The fight between the Jabberwocky and the Black Knight was choreographed differently than what is shown in this movie. When Peter Salmon slipped and fell, writer and director Terry Gilliam decided it looked so natural that he edited the fight sequence to include the fall.

On the DVD commentary, Terry Gilliam said the budget was so small they could only afford one corridor. Many scenes were shot in a single take because he didn't have enough time or money for multiple takes.

The monster costume was designed so that Peter Salmon had to wear it backwards, to make the Jabberwocky's leg movements more bird-like.

In some countries, this movie was promoted and released as "Monty Python's Jabberwocky", against the wishes of writer and director Terry Gilliam. After threats of legal action, the Python reference was removed from all subsequent re-issues.

One scene in the script called for the 1st Merchant to pick his nose. Peter Cellier refused, saying he would rather be naked.

Made on a modest budget of £500,000, this was filmed on the crumbling sets of "Oliver", and re-used costumes from "Alfred the Great", according to Philip Kemp in Sight & Sound Magazine.

Actors and actresses who auditioned for this movie were asked if they wore dentures.

This movie underwent a restoration by the BFI National Archive and The Film Foundation, funded by the George Lucas Family Foundation.

As the King enters the hall, one of the accomplishments announced is that he conquered Freedonia, the country run by Groucho Marx in Duck Soup (1933).

The original Jabberwocky costume from this movie was displayed in "The London Dungeon" on Tooley Street, London Bridge, soon after the release of the movie.

Though not a Monty Python film, contains a number of apparent subtle "nods and winks" to "Monty Python and the Holy Grail". Michael Palin's character, for example, is named Dennis; he also played a character named Dennis in "Grail". Also, in most scenes, the king appears to be holding the Holy Hand Grenade of Antioch that is used in "Grail" to slay the Killer Rabbit.

Terry Bedford, the original director of photography, was fired because of creative differences. However, according to Sir Michael Palin's diaries, he was re-instated shortly afterwards.

Dudley Moore was first cast as Man with Rock.

Two castles in Wales were used for King Bruno's castle.

John Cleese and Iain Cuthbertson turned down roles in this movie.

Annette Badland gained weight for her role as Griselda Fishfinger.

This movie is part of the Criterion Collection, spine #903.

Final theatrical movie of Harold Goodwin (1st Peasant). He spent the rest of his career in television.

The sequence in the armory was done in a single day.

Third theatrical movie of Sir Michael Palin (Dennis Cooper). His first two were And Now for Something Completely Different (1971) and Monty Python and the Holy Grail (1975).

Producer Sanford Lieberson originally wanted Michael Crawford for the role of Dennis Cooper.

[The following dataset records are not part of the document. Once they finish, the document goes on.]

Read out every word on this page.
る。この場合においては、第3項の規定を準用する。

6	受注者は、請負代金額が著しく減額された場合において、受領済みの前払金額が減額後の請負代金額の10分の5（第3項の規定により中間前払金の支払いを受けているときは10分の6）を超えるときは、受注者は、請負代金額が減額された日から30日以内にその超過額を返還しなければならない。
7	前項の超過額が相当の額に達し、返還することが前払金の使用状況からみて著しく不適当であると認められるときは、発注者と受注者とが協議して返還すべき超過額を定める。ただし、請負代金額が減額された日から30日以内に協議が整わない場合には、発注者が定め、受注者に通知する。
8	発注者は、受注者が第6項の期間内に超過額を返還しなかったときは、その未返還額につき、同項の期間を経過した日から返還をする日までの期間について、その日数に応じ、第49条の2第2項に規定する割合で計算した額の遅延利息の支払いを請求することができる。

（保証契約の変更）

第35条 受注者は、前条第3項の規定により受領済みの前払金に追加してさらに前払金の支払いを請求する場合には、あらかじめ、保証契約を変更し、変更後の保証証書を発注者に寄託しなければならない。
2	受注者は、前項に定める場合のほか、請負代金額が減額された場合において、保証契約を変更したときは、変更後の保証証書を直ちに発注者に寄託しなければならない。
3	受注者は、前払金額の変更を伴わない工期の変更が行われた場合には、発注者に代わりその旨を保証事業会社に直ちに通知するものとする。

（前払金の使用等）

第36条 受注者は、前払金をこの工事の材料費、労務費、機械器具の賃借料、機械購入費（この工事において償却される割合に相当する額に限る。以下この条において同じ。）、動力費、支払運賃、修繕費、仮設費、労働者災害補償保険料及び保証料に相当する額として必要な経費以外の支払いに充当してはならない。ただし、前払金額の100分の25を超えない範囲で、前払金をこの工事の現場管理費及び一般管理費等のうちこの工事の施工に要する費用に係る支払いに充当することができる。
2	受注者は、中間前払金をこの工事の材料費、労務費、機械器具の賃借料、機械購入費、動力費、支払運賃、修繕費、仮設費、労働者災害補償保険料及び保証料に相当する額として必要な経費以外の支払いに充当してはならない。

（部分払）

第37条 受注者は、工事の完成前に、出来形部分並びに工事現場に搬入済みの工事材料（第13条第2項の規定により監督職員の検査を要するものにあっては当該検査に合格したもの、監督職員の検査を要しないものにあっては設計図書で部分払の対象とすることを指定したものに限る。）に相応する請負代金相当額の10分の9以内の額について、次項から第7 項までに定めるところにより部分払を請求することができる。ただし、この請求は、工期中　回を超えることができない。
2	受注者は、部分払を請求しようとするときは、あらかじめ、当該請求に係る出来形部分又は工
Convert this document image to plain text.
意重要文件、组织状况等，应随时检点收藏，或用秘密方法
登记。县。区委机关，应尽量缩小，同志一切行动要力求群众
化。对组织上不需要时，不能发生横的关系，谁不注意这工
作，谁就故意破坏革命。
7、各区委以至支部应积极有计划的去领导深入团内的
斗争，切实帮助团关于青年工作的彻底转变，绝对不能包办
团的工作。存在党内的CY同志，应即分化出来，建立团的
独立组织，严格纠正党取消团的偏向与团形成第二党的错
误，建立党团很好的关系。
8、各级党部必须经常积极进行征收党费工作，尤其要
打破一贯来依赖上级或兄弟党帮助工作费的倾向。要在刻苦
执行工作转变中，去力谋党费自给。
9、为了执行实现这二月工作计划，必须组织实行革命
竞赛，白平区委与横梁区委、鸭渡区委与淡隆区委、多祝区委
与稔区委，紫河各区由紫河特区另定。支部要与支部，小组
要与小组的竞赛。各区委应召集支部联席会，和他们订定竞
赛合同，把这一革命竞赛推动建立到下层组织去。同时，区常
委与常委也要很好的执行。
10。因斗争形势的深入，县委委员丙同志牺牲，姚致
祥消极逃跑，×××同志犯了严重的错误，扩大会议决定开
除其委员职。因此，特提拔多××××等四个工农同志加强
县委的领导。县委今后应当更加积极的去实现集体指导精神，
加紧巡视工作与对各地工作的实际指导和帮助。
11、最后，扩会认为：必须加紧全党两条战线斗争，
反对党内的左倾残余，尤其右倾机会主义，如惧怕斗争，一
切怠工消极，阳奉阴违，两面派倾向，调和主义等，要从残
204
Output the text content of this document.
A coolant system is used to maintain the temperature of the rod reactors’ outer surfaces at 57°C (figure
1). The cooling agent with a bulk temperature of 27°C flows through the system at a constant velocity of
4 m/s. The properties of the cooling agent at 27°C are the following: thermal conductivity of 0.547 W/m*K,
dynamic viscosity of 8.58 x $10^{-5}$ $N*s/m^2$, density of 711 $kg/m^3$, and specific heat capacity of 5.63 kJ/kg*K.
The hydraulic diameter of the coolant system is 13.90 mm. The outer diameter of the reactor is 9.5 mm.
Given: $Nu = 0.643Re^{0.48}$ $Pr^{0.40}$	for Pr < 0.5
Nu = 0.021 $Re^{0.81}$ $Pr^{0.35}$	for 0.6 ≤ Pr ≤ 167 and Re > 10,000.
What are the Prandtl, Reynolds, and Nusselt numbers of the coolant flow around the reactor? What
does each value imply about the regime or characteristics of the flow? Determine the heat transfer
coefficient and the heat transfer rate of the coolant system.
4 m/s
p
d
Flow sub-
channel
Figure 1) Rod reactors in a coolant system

Final film of Anita Sharp-Bolste.

The death of Cooper's father was inspired by writer and director Terry Gilliam's friend from the 1960s who was a folk singer and whose father had died. On his death bed, he was raving and told her how much he had hated her and completely denounced her as his daughter. Gilliam was obsessed with this story because of its "unbearably cruel" nature.